In contrast to Obstructive Sleep Apnea Syndrome (OSAS), where arousals are typically required to terminate the apnea, central apnea-hypopneas generally end gradually, when the signal to breath returns.2
There are four subtypes of CSAS:
- Primary Central Sleep Apnea
- Central Sleep Apnea Due to Cheyne Stokes Breathing Pattern
- Central Sleep Apnea Due to a Medical Condition Other Than Cheyne Stokes
- Central Sleep Apnea Due to a Drug or Substance
Primary Central Sleep Apnea
The cause of Primary Central Sleep Apnea Syndrome (CSAS) is not known, but it is thought to involve overly sensitive oxygen (O2) and carbon dioxide (CO2) sensors and feedback loops.3
Central Sleep Apnea Due to Cheyne-Stokes Breathing Pattern
Cheyne-Stokes breathing is characterized by apneas, hypopneas, or both, alternating with periods of excessive breathing (hyperpneas). This waxing and waning pattern distinguishes Cheyne-Stokes from other forms of CSAS.
Central Sleep Apnea Due to a Medical Condition Other Than Cheyne Stokes
Patients may develop CSAS from brain stem lesions of vascular, neoplastic, or other etiology. Others result from renal dysfunction.

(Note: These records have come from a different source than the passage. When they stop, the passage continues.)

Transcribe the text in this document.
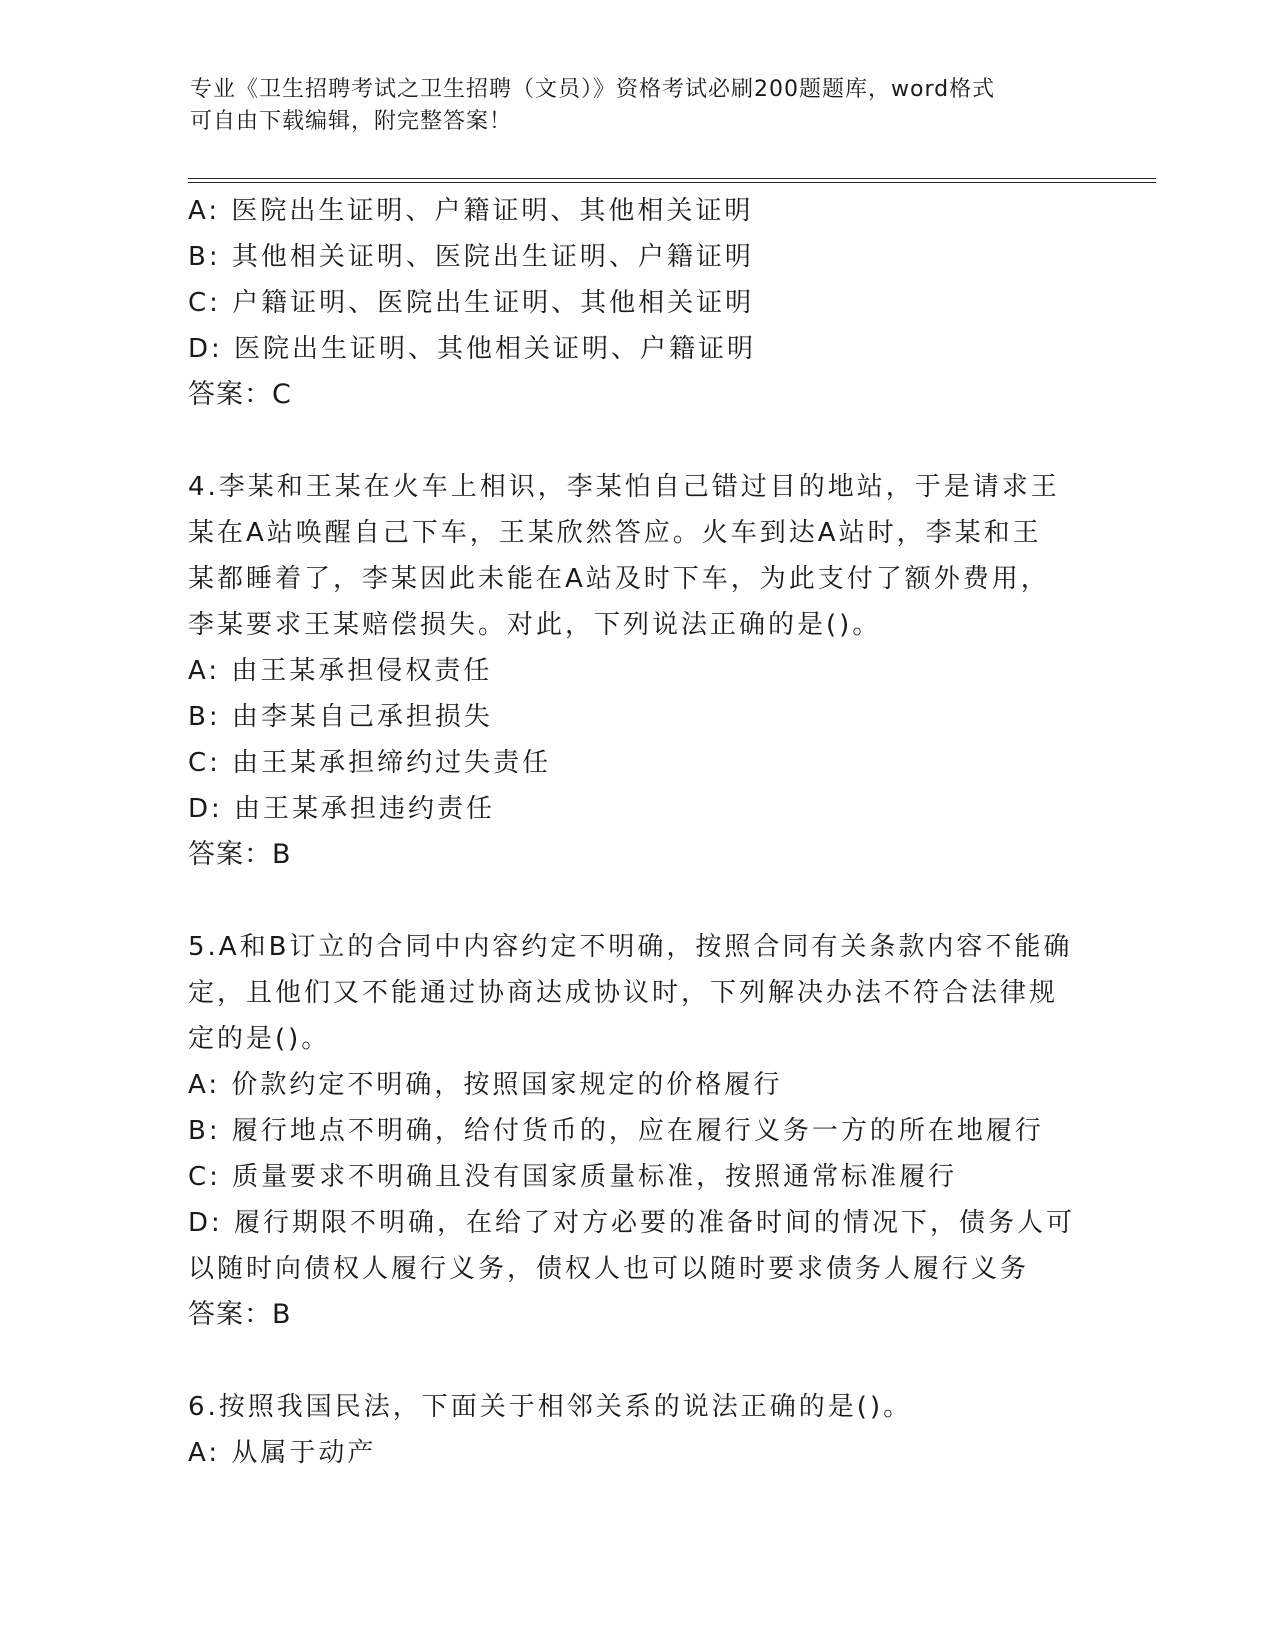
专业《卫生招聘考试之卫生招聘（文员）》资格考试必刷200题题库，word格式
可自由下载编辑，附完整答案！
A: 医院出生证明、户籍证明、其他相关证明
B: 其他相关证明、医院出生证明、户籍证明
C: 户籍证明、医院出生证明、其他相关证明
D: 医院出生证明、其他相关证明、户籍证明
答案：C
4.李某和王某在火车上相识，李某怕自己错过目的地站，于是请求王
某在A站唤醒自己下车，王某欣然答应。火车到达A站时，李某和王
某都睡着了，李某因此未能在A站及时下车，为此支付了额外费用，
李某要求王某赔偿损失。对此，下列说法正确的是()。
A: 由王某承担侵权责任
B: 由李某自己承担损失
C: 由王某承担缔约过失责任
D: 由王某承担违约责任
答案：B
5.A和B订立的合同中内容约定不明确，按照合同有关条款内容不能确
定，且他们又不能通过协商达成协议时，下列解决办法不符合法律规
定的是()。
A: 价款约定不明确，按照国家规定的价格履行
B: 履行地点不明确，给付货币的，应在履行义务一方的所在地履行
C: 质量要求不明确且没有国家质量标准，按照通常标准履行
D: 履行期限不明确，在给了对方必要的准备时间的情况下，债务人可
以随时向债权人履行义务，债权人也可以随时要求债务人履行义务
答案：B
6.按照我国民法，下面关于相邻关系的说法正确的是()。
A: 从属于动产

Central Sleep Apnea Due to a Drug or Substance
Numerous drugs give rise to CSAS, including the use of opioid preparations. 4
- Wellman A and D White, “Central Sleep Apnea and Periodic Breathing,” in Kryger M, Roth T, Dement W (ed.), Principles and Practice of Sleep Medicine (5th Edition), St. Louis: Elsevier Saunders, 2011, pages 1140-1152.
- Xie A, Rutherford R, Rankin F, et al. Hypocapnia and increased ventilatory responsiveness in patients with idiopathic central sleep apnea. Am J Respir Crit Care Med. 1995;152:1950-1955.
- Wellman A, and D White, “Central Sleep Apnea and Periodic Breathing,” in Kryger M, Roth T, Dement W (ed.), Principles and Practice of Sleep Medicine (5th Edition), St. Louis: Elsevier Saunders, 2011, pages 1140-1152.
- Farnery R, Walker J, Cloward T, Rhondeau S. Sleep-disordered breathing associated with long-term opioid therapy. Chest. 2003;123:632-639.